For each installation, the bundles of looped rope are heaved into a truck and hauled to the site where they are offloaded and piled up again. Each move gulps down energy and invests it into the objects.
Concrete Poison, a site-specific installation on the front steps of CCS’ Manoogian Visual Resource Center, suffers due to its placement and flatness. The site is full of distractions from the red “huts” on the center’s roof to the railings and stanchions that hem it in. From a distance it looks like curdled tar flowing down the center portion of the building steps and onto the sidewalk. Up close it reveals a sinuosity and a link to handwork, making it more like a memorial to the women who left their knitting needles at home to build tanks and planes during World War II, rather than anything threatening or poisonous.

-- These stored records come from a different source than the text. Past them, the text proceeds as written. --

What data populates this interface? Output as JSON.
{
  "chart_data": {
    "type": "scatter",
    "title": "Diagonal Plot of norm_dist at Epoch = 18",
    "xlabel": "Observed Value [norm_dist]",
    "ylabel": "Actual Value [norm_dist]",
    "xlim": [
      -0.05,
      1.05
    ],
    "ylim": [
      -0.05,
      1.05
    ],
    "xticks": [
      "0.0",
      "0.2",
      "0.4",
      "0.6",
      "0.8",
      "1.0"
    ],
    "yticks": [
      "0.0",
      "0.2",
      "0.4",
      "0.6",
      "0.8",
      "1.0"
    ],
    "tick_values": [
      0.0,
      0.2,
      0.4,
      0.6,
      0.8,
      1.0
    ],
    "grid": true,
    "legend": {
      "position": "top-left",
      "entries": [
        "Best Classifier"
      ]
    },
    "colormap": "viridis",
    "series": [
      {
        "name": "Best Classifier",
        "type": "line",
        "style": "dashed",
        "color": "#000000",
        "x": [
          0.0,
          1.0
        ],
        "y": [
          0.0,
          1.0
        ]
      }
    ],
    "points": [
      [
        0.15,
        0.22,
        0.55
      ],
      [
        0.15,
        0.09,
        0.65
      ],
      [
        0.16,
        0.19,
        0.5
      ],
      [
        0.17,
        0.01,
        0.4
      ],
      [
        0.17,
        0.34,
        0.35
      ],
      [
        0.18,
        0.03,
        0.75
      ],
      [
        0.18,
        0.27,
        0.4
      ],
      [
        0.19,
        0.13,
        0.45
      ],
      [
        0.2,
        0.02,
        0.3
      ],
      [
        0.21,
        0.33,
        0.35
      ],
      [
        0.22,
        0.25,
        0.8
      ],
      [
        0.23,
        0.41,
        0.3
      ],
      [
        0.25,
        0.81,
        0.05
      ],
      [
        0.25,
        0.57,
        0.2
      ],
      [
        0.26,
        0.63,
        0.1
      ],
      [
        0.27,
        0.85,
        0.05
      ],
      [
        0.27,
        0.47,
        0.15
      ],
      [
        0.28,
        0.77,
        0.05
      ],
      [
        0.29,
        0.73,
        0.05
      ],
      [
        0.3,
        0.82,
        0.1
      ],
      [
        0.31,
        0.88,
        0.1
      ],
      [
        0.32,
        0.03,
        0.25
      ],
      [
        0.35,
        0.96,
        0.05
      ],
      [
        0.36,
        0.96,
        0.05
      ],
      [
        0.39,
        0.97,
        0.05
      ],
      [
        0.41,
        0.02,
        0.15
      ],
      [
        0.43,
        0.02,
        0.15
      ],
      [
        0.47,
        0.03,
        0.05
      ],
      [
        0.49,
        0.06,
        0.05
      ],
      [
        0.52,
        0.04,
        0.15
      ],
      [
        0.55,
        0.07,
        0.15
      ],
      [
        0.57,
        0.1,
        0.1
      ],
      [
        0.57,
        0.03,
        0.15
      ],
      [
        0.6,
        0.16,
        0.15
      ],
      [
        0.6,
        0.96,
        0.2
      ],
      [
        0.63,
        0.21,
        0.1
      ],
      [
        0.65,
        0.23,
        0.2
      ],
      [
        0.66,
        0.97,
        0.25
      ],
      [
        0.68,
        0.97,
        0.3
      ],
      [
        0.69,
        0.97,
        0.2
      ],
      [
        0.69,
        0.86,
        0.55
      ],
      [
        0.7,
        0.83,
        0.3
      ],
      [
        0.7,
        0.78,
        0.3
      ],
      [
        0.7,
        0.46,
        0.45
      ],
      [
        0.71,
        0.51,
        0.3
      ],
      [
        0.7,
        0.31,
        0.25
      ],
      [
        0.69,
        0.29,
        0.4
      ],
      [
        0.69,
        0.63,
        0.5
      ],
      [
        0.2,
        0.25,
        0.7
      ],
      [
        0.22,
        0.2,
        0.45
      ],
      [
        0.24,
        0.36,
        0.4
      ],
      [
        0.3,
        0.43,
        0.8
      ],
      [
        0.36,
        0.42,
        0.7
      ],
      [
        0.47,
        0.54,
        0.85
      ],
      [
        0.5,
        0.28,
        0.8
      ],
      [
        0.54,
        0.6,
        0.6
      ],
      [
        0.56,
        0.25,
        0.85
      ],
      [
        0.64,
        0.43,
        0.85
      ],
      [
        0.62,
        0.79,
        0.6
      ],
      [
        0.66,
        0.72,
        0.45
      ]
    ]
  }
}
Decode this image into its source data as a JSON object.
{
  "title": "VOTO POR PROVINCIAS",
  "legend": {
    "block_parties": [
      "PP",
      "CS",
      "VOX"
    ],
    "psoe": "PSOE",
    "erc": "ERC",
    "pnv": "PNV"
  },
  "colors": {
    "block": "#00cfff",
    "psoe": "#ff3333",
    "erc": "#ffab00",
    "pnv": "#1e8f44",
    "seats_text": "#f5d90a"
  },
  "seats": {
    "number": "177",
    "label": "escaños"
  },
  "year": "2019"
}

Even though it takes up all the space at Lemberg Gallery, Posedown is tiny compared to Masspeak, a gargantuan work that, this past spring, took over the Larissa Goldston Gallery in New York like a dragon in its lair. But Genger is taking a new risk with Posedown. She is not out to impress us with volume or surface area. Here she flexes her muscle in the round. The title refers to the command given by the commentator to the contestants of a bodybuilding competition in their final appearance onstage together. They have 60 seconds to out-pump, out-twist, out-grimace one another in an effort to impress the judges.
You won’t find Ms. or Mr. Olympia at Lemberg Gallery, but you will see a lot of muscle. Genger directed Detroit artists Mitch Cope and Ben Hernandez to sort 200 rolls of rope looped into panels and weighing almost two tons. She had an idea, but nothing written down or sketched out. Under her sharp eye, rope was curled, crunched and draped to transform the gallery into a crowded and dimly lit room. Seventeen forms are heavy, dense, compressed. They silently radiate the force of nuclear fusion, destroying all allusions to handkerchief lace.
Painted rope hit and scuffed the walls at Lemberg, and Genger decided to enhance the effect, almost as if they’re sketches of the body and mind’s exertion. The smell of paint replaces the smell of sweat.
Orly Genger has the courage and tenacity to work out a vision that rebuffs the competitive art world and academia. Her work challenges artists to think, focus, work and show with passion. Ready? Posedown!
There are a number of shows going on in the metro area that provide context for and contrast to Genger’s work.
• World Textiles from the Collection of the Cranbrook Art Museum and Gerhardt Knodel, running through Dec. 30 at Cranbrook Art Museum, 39221 Woodward Ave, Bloomfield Hills; 248-645-3361
• Quilts were the first opportunities women had to work on a large scale. See for yourself at Boldly Embedded: American Quilts from Lancaster County to Gee’s Bend collected by Kempf Hogan, running through Oct. 20 at Center Galleries, 301 Frederick Douglass, CCS campus, Detroit; 313-664-7800.
• CCS students interpret historical textiles and apply those techniques to their contemporary designs in an exhibition that runs through Oct. 19 at the Downriver Council for the Arts Home Gallery, 20904 Northline, Taylor; 734-287-6103.
• In many cultures women wore their art as their identity. Threads of Pride: Palestinian Traditional Costumes runs through Nov. 25 at the Arab American National Museum, 13624 Michigan Ave., Dearborn; 313-582-2266.
Posedown runs through Nov. 10 at Lemberg Gallery, 23241 Woodward Ave. Ferndale, 248-591-6623. Concrete Poison is at the front steps of the Manoogian Visual Resource Building through October, on the CCS campus, 301 Frederick Douglass, Detroit; 313-664-7800.